The flooding is catastrophic, particularly in the counties upstream from Wilmington (including Pender). I have never seen anything like it. There are hundreds of homes that are likely completely destroyed and thousands of others that have been impacted. We have no idea about the status of our house. We spent five hours yesterday afternoon trying to get there but couldn’t even get close enough in the truck to put our boat in the water; the roads are all either flooded or washed out from flooding.

The attached photo is the main road on the way to our house—obviously impassable. Yesterday morning the coast guard airlifted someone off of the hood of the truck (in the far distance of the image above) in the midst of raging floodwater. Every stream crossing and bridge looks like that to varying degrees—significantly undercut if not washed out completely.
We think the Black River is likely already higher than it was in Hurricane Matthew and the river gauge about 40 miles upstream is still going straight up, so we expect water is in our house already but we have no idea how much. It’s not likely to crest till late this week, unfortunately, and then will recede pretty slowly.”

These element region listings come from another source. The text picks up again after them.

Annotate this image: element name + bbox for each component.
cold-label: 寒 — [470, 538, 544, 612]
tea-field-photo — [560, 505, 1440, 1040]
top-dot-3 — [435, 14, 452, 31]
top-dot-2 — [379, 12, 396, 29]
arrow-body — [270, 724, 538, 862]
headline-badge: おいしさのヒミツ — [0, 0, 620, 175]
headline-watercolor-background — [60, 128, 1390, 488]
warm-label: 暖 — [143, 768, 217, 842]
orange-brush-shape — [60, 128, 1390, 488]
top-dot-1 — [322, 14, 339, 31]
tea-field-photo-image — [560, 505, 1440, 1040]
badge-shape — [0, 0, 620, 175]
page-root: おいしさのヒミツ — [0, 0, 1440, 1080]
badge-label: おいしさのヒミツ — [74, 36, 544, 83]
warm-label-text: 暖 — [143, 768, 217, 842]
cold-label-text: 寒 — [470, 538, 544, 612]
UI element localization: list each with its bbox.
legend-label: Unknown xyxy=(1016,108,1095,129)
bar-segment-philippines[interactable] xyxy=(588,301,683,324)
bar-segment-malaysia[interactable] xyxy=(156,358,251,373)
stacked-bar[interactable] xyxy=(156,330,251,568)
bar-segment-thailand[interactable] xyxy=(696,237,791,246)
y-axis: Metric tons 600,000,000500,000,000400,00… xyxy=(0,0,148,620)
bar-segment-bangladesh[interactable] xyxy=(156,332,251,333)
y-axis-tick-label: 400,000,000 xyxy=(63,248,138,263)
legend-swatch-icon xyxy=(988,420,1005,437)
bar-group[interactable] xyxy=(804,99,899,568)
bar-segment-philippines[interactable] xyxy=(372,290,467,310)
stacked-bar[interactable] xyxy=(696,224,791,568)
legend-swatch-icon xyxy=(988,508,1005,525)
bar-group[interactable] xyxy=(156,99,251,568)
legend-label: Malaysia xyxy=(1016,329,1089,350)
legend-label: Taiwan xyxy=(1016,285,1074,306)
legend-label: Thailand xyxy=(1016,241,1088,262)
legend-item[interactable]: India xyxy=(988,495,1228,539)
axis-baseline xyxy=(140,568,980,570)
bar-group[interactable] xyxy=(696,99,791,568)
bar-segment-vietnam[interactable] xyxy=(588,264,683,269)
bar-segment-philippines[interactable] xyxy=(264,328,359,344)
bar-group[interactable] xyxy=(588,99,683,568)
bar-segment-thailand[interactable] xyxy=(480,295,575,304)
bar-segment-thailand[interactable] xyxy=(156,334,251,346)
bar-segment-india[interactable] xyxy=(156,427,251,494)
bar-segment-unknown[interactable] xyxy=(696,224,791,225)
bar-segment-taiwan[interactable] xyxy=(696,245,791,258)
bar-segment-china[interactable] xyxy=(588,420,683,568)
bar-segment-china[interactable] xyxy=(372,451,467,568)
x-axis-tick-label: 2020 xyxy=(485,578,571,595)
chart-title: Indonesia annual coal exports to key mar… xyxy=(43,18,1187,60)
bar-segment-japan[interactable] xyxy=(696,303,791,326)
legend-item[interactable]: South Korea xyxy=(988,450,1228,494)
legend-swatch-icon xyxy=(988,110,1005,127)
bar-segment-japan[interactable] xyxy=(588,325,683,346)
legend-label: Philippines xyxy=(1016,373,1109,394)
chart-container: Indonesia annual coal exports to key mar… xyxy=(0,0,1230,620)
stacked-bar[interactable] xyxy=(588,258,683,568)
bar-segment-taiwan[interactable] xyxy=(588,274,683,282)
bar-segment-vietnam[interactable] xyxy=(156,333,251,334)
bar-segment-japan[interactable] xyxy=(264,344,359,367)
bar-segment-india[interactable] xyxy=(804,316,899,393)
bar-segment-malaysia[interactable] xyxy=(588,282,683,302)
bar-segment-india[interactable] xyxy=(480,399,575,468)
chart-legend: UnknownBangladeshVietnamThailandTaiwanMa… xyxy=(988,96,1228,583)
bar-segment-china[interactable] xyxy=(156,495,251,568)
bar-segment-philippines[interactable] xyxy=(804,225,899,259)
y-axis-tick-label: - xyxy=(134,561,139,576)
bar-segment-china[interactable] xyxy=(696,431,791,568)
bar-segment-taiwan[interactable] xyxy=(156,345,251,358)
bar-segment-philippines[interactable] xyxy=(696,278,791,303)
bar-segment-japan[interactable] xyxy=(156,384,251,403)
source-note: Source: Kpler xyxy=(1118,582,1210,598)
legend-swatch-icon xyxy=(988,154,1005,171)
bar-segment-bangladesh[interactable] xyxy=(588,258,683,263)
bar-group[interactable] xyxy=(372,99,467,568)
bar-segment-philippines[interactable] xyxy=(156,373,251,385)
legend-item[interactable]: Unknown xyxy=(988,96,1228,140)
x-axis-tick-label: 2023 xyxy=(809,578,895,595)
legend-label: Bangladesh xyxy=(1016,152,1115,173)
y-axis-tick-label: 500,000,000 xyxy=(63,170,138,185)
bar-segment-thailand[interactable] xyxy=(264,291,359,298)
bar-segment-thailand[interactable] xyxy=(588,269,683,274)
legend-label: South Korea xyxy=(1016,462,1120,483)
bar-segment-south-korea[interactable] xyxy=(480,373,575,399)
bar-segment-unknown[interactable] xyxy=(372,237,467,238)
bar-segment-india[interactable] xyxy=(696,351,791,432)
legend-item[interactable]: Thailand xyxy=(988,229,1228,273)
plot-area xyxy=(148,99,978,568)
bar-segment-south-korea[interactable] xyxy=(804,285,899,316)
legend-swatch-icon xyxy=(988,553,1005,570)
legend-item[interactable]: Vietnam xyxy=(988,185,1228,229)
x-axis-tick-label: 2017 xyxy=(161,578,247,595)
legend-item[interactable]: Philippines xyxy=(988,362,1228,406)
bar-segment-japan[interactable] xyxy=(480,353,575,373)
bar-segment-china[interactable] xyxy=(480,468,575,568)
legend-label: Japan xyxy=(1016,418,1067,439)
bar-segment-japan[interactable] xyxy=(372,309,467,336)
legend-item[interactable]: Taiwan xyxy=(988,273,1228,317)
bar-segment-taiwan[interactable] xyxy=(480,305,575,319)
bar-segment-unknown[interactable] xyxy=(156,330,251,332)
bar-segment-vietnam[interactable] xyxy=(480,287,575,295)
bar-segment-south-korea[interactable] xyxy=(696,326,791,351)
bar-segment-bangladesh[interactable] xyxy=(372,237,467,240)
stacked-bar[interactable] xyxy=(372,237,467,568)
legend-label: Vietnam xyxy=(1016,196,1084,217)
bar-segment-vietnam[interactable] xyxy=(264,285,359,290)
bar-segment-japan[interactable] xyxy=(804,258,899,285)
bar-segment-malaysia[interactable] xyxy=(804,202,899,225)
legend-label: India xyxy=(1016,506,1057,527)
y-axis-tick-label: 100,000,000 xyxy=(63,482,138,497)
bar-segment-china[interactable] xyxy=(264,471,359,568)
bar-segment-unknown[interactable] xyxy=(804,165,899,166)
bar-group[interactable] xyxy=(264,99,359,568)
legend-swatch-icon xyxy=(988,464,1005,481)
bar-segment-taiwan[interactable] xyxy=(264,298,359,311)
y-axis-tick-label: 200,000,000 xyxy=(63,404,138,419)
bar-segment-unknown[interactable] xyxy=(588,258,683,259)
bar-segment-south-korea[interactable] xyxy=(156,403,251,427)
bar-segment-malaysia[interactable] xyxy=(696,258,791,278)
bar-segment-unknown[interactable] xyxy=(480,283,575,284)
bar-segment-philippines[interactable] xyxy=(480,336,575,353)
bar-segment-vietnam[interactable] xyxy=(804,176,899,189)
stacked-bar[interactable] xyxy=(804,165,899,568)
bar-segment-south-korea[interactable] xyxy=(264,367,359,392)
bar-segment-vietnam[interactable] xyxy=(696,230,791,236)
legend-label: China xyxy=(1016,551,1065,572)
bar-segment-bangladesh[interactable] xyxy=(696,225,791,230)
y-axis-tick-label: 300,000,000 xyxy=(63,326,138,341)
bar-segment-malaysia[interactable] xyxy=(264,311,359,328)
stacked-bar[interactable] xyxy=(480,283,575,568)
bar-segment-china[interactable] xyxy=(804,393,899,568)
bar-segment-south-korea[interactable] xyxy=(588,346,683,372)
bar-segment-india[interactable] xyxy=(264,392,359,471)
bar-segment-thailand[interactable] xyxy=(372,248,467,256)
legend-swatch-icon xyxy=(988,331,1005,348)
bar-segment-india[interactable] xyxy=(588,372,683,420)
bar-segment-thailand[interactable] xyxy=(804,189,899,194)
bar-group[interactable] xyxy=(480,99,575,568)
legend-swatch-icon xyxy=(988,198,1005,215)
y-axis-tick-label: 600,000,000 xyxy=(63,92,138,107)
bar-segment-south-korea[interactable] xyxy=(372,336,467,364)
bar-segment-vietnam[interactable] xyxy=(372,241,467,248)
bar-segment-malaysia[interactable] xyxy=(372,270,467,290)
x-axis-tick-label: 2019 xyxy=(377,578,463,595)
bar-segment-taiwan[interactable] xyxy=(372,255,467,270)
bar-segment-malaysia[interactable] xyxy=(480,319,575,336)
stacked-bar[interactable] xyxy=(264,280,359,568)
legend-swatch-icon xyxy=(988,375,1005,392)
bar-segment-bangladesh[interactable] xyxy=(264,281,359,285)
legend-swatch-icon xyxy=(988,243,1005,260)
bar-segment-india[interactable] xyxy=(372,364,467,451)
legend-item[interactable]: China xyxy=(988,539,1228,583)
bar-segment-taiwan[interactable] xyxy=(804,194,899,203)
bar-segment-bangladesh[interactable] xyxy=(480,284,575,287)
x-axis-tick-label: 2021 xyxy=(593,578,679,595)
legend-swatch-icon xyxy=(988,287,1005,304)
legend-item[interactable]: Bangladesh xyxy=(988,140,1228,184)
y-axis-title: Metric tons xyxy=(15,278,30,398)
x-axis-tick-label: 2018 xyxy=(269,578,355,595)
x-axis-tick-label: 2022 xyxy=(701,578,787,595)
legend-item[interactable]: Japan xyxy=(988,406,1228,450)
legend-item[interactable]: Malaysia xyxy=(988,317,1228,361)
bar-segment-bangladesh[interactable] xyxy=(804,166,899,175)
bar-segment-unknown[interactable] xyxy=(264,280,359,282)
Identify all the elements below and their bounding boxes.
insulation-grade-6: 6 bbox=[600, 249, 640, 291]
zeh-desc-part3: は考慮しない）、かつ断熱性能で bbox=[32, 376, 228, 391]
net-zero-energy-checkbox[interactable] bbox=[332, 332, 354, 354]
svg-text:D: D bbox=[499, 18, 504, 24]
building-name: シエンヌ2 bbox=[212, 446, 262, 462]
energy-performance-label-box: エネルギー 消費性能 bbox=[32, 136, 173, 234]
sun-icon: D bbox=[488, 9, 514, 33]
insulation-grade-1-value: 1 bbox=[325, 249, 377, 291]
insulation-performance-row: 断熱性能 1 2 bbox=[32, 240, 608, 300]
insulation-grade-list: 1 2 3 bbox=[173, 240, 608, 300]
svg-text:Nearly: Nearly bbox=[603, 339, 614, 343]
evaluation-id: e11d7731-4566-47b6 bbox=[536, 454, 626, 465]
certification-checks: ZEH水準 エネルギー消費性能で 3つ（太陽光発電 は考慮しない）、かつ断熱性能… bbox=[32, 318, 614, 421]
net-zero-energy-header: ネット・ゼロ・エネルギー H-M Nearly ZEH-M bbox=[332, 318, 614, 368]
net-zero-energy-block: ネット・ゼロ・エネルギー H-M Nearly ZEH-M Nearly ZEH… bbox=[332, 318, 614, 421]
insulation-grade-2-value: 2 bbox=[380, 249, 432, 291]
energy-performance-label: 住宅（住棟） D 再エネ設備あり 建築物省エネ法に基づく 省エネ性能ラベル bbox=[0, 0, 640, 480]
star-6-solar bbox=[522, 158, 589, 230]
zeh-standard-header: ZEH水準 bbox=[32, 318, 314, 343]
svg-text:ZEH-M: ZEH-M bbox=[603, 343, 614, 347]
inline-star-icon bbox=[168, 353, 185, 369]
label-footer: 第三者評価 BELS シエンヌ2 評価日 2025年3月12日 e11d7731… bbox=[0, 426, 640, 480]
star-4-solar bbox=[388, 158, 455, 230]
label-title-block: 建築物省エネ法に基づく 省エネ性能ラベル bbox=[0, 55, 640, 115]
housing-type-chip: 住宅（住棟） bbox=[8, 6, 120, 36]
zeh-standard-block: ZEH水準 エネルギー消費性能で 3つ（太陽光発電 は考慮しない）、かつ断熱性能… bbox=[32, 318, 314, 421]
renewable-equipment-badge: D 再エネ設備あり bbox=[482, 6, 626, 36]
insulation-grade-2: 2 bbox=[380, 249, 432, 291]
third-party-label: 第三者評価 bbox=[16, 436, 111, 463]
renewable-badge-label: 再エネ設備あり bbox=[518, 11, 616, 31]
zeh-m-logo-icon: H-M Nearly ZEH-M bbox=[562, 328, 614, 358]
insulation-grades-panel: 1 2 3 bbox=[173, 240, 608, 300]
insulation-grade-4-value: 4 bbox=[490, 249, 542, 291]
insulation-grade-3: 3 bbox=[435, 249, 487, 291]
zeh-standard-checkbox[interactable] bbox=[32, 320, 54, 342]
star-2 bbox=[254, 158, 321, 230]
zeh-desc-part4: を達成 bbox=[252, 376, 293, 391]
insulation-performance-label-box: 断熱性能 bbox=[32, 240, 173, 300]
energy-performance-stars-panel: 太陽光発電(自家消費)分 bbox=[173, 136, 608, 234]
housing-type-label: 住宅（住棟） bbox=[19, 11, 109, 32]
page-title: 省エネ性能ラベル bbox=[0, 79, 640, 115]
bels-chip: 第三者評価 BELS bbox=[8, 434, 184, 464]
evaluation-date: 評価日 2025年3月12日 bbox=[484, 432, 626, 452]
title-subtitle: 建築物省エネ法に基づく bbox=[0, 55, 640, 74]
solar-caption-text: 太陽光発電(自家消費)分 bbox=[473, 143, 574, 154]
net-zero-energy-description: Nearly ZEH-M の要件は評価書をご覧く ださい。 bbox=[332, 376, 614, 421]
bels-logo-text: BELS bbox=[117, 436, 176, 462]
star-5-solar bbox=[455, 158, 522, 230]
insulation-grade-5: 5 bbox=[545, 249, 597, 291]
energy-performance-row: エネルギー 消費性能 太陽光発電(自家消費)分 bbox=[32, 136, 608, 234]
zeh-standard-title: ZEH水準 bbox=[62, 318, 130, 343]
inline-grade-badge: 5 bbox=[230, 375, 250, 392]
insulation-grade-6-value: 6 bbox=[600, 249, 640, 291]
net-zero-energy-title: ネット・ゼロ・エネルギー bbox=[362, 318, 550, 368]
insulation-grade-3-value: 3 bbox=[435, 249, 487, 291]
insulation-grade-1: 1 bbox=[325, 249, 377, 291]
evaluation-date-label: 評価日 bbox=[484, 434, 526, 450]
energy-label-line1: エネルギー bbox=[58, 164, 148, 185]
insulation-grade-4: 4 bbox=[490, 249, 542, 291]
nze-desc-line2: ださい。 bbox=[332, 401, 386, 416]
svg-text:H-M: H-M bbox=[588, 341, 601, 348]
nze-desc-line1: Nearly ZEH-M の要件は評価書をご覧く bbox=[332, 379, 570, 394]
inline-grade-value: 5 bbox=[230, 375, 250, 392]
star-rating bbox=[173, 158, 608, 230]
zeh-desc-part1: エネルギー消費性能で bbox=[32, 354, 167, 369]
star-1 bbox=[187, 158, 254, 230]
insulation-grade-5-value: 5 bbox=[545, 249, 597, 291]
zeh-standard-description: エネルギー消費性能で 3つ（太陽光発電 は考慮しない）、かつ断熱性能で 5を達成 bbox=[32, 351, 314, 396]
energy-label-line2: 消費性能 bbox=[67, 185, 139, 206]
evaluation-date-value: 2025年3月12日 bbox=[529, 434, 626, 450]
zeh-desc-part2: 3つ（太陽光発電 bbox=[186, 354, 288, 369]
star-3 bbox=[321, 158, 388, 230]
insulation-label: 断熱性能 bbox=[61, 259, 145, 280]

Sadly, One Of Krissy's Predictions Came True
Clearly, the ordeal Krissy and millions of people across the Carolinas are going through is wreaking havoc on their entire way of life. And Krissy’s prediction was right — factory farm waste lagoons and toxic substances from other problematic industries were at risk of contaminating the flood water, and did.
Just in — at least one hog poop lagoon has breached due to flooding from Hurricane Florence pic.twitter.com/qrmafHcA40
— Emily Atkin (@emorwee) September 17, 2018
It would be foolish to allow this to continue happening, when we know more extreme weather like this is on the horizon. Factory farms’ toxicity can’t be neatly contained. It’s time to stand against them entirely.